Against that backdrop Asbest is our future has acquired a universal metaphoric ring as a mantra of the directionless escape of mankind where the endgame appears unavoidable — a slow death in a hyperoptimized dystopian trap. This is the realization of Arthur Schnitzler’s vision of the human race as an illness of some higher organism, within which it has found a purpose and meaning, but which it also sought to destroy, in the same way virus strives to annihilate the ailing human organism and in that process destroys itself.


[1] Peter Sloterdijk, Infinite Mobilization, Polity (2020)

[2] These numbers, although larger or comparable to the USA, are less alarming when it comes to Russia, China or India. In the former two, high coercive powers of the state prevent large-scale stupidity to metastasize, while in India, where more than 50% of the country is under no one’s control, it is the fragmentation and absence of coherence along the lines of language, religion, culture, education, and social hierarchies, that prevent the collective to set in.
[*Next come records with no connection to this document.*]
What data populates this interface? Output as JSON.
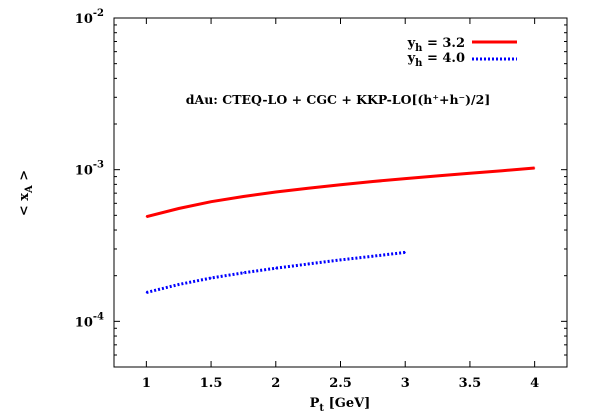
{
  "chart_data": {
    "type": "line",
    "annotation": "dAu: CTEQ-LO + CGC + KKP-LO[(h⁺+h⁻)/2]",
    "xlabel": {
      "main": "P",
      "sub": "t",
      "rest": " [GeV]"
    },
    "ylabel": {
      "open": "< x",
      "sub": "A",
      "close": " >"
    },
    "xlim": [
      0.75,
      4.25
    ],
    "ylim": [
      5e-05,
      0.01
    ],
    "yscale": "log",
    "x_ticks": [
      {
        "value": 1,
        "label": "1"
      },
      {
        "value": 1.5,
        "label": "1.5"
      },
      {
        "value": 2,
        "label": "2"
      },
      {
        "value": 2.5,
        "label": "2.5"
      },
      {
        "value": 3,
        "label": "3"
      },
      {
        "value": 3.5,
        "label": "3.5"
      },
      {
        "value": 4,
        "label": "4"
      }
    ],
    "y_ticks": [
      {
        "value": 0.01,
        "base": "10",
        "exp": "-2"
      },
      {
        "value": 0.001,
        "base": "10",
        "exp": "-3"
      },
      {
        "value": 0.0001,
        "base": "10",
        "exp": "-4"
      }
    ],
    "legend_position": "top-right",
    "series": [
      {
        "name": "y_h = 3.2",
        "label_main": "y",
        "label_sub": "h",
        "label_rest": " = 3.2",
        "color": "#ff0000",
        "style": "solid",
        "x": [
          1.0,
          1.25,
          1.5,
          1.75,
          2.0,
          2.25,
          2.5,
          2.75,
          3.0,
          3.25,
          3.5,
          3.75,
          4.0
        ],
        "values": [
          0.00049,
          0.000555,
          0.000615,
          0.000665,
          0.000712,
          0.000755,
          0.000795,
          0.000835,
          0.000873,
          0.00091,
          0.000948,
          0.000985,
          0.001025
        ]
      },
      {
        "name": "y_h = 4.0",
        "label_main": "y",
        "label_sub": "h",
        "label_rest": " = 4.0",
        "color": "#0000ff",
        "style": "dotted",
        "x": [
          1.0,
          1.25,
          1.5,
          1.75,
          2.0,
          2.25,
          2.5,
          2.75,
          3.0
        ],
        "values": [
          0.000155,
          0.000175,
          0.000193,
          0.000209,
          0.000224,
          0.000239,
          0.000254,
          0.000269,
          0.000285
        ]
      }
    ]
  }
}
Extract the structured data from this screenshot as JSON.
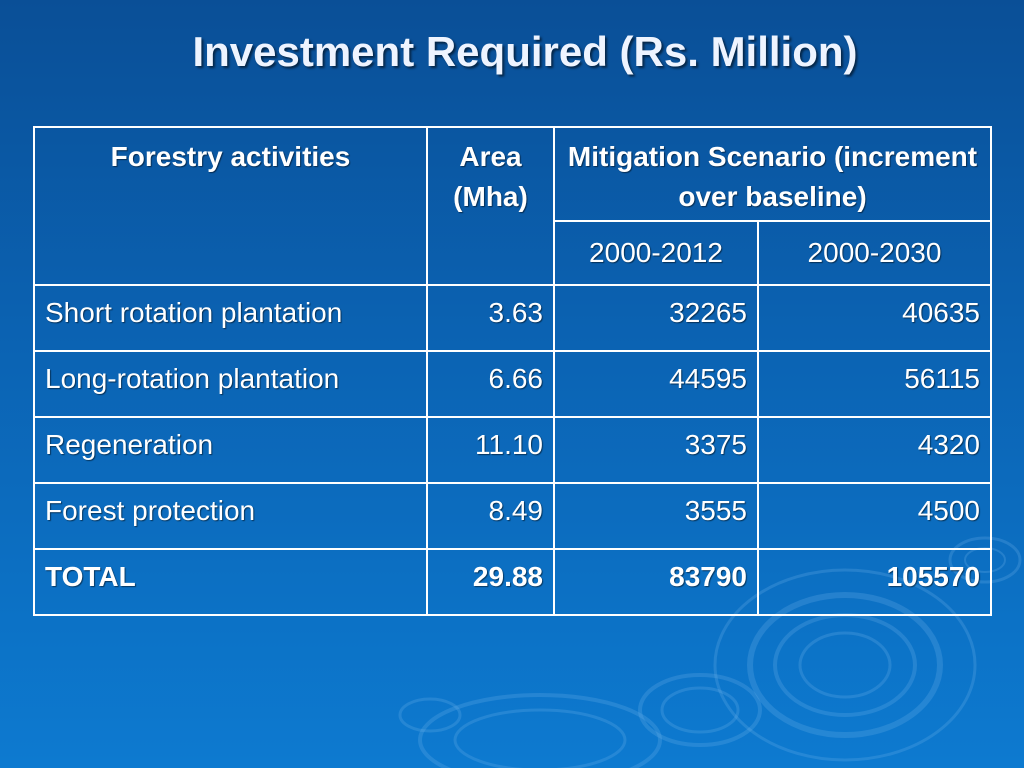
{
  "title": "Investment Required (Rs. Million)",
  "table": {
    "headers": {
      "activity": "Forestry activities",
      "area": "Area (Mha)",
      "scenario": "Mitigation Scenario (increment over baseline)",
      "period1": "2000-2012",
      "period2": "2000-2030"
    },
    "rows": [
      {
        "activity": "Short rotation plantation",
        "area": "3.63",
        "p1": "32265",
        "p2": "40635"
      },
      {
        "activity": "Long-rotation plantation",
        "area": "6.66",
        "p1": "44595",
        "p2": "56115"
      },
      {
        "activity": "Regeneration",
        "area": "11.10",
        "p1": "3375",
        "p2": "4320"
      },
      {
        "activity": "Forest protection",
        "area": "8.49",
        "p1": "3555",
        "p2": "4500"
      }
    ],
    "total": {
      "activity": "TOTAL",
      "area": "29.88",
      "p1": "83790",
      "p2": "105570"
    }
  },
  "colors": {
    "background_top": "#0a4f97",
    "background_bottom": "#0d7ad0",
    "text": "#ffffff",
    "grid": "#ffffff"
  }
}
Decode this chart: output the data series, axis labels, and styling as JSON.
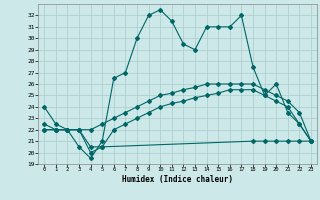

[3] Zygmunt Bauman, Liquid Times: Living in an Age of Uncertainty, Polity (2006)

 

2 thoughts on “The Metaphysics Of Stupidity (Asbestos Is Our Future)

  1. My biggest concern, among many big concerns, is the action against self interest, as noted in the pandemic, horrific presidency, and the all or nothing contempt of compromise. The blame shifting hatred is extremely upsetting especially as I am the son of a holocaust survivor. Nothing appears to be too extreme or unconscionable.

    I attribute this decline in civil discourse to both the IQ curve but also the lowest common denominator education system that has evolved in the country. The political correctness of everyone is a winner and godforbid that anyone feels bad about themselves is an insult to education. Maybe my experience was unique or recollection flawed, but education used to be competitive and aimed to differentiate and lead to different career paths. Learning a trade not requiring college was an honorable path. Not so now apparently.

    I try not to be pessimistic about the future but it is hard.